Can you see why it’s hard to remember that this is actually all a spy novel? This lack of focus on the espionage side of things seems purposeful and works more as a metaphorical framing device rather than a literal one. Sadie’s status as a “spy” helps us understand her character’s layers of personal deceit to fit inside a mold of individuals she does not agree with and punctuates the impact of finding a source of legitimate ideology she does find common ground with. The novel’s plot may require a powerful entity wanting information on Le Moulin, but the thematic weight of her character’s many faces would remain intact even without them.

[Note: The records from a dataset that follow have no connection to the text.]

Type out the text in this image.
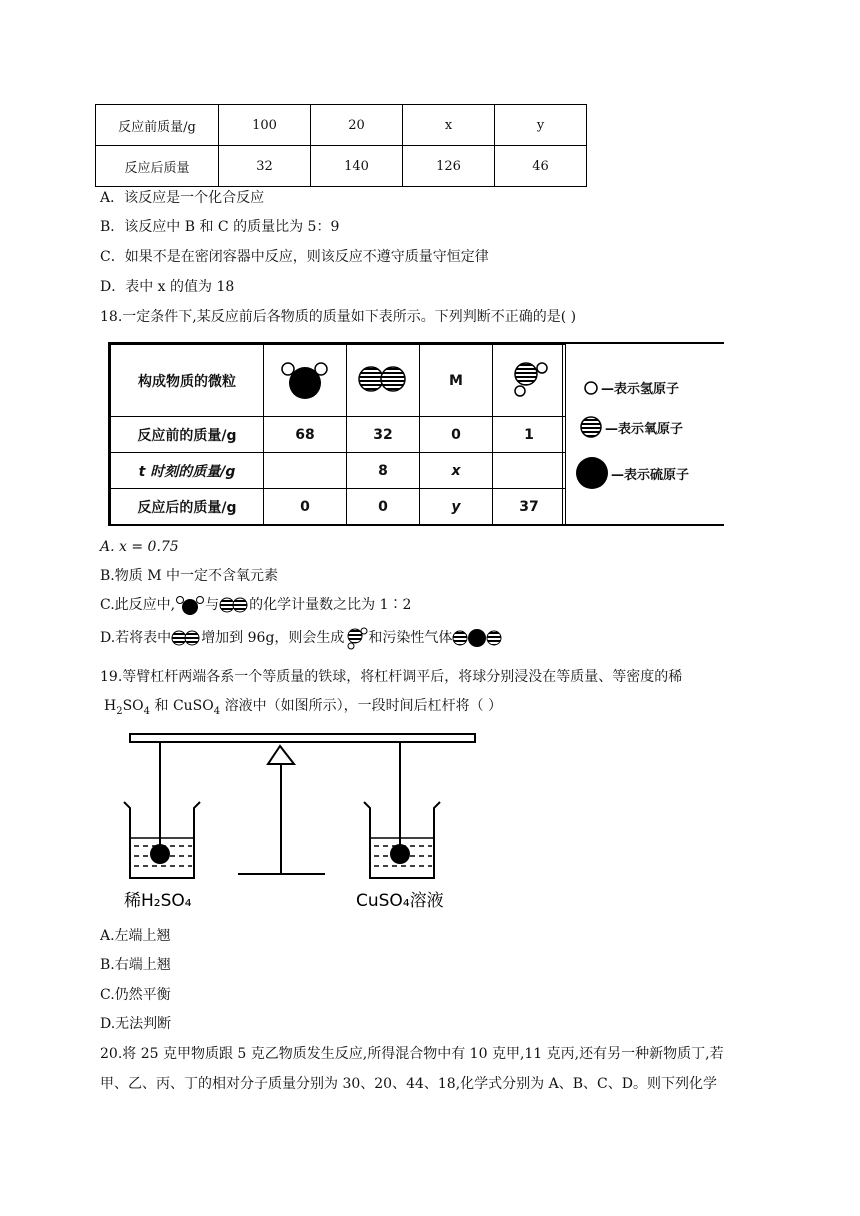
反应前质量/g	100	20	x	y
反应后质量	32	140	126	46
A．该反应是一个化合反应
B．该反应中 B 和 C 的质量比为 5：9
C．如果不是在密闭容器中反应，则该反应不遵守质量守恒定律
D．表中 x 的值为 18
18.一定条件下,某反应前后各物质的质量如下表所示。下列判断不正确的是( )
构成物质的微粒			M	
反应前的质量/g	68	32	0	1
t 时刻的质量/g		8	x	
反应后的质量/g	0	0	y	37
—表示氢原子
—表示氧原子
—表示硫原子
A. x = 0.75
B.物质 M 中一定不含氧元素
C.此反应中, 与 的化学计量数之比为 1∶2
D.若将表中 增加到 96g，则会生成 和污染性气体
19.等臂杠杆两端各系一个等质量的铁球，将杠杆调平后，将球分别浸没在等质量、等密度的稀
$H_2SO_4$ 和 CuSO$_4$ 溶液中（如图所示），一段时间后杠杆将（ ）
稀H₂SO₄	CuSO₄溶液
A.左端上翘
B.右端上翘
C.仍然平衡
D.无法判断
20.将 25 克甲物质跟 5 克乙物质发生反应,所得混合物中有 10 克甲,11 克丙,还有另一种新物质丁,若
甲、乙、丙、丁的相对分子质量分别为 30、20、44、18,化学式分别为 A、B、C、D。则下列化学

“Creation Lake” is not a book about being a spy, and to a large extent, it isn’t even really a book about leftism. When examined as a whole, it’s a book about identity — what goes into our own formation as humans and how we show those versions of ourselves to each other. This does not mean the political intent of the novel is random. The flawed project of collective living with one another and the land under a system that makes such a thing almost impossible shows how our reliance on each other for identity is a dead end. To find oneself, the book says, one must retreat backward.
While I loved this novel, the length of this review says something about its potency. To some, its complexity will be fascinating, but to others, confusing and overwrought. To some, Sadie’s extreme neutrality and moral ambiguity will prove an interesting lens to examine humanity and efforts at human resistance to power and to others, an annoying and unrealistic caricature of a protagonist with an inconsistent and illogical worldview. Both takes on this novel require some mental stretching on the reader’s part. Sadie and her story are fluid and dynamic and seem to slip out of the bounds of categorization from page to page. But, perhaps that’s intentional — it’s human nature, after all.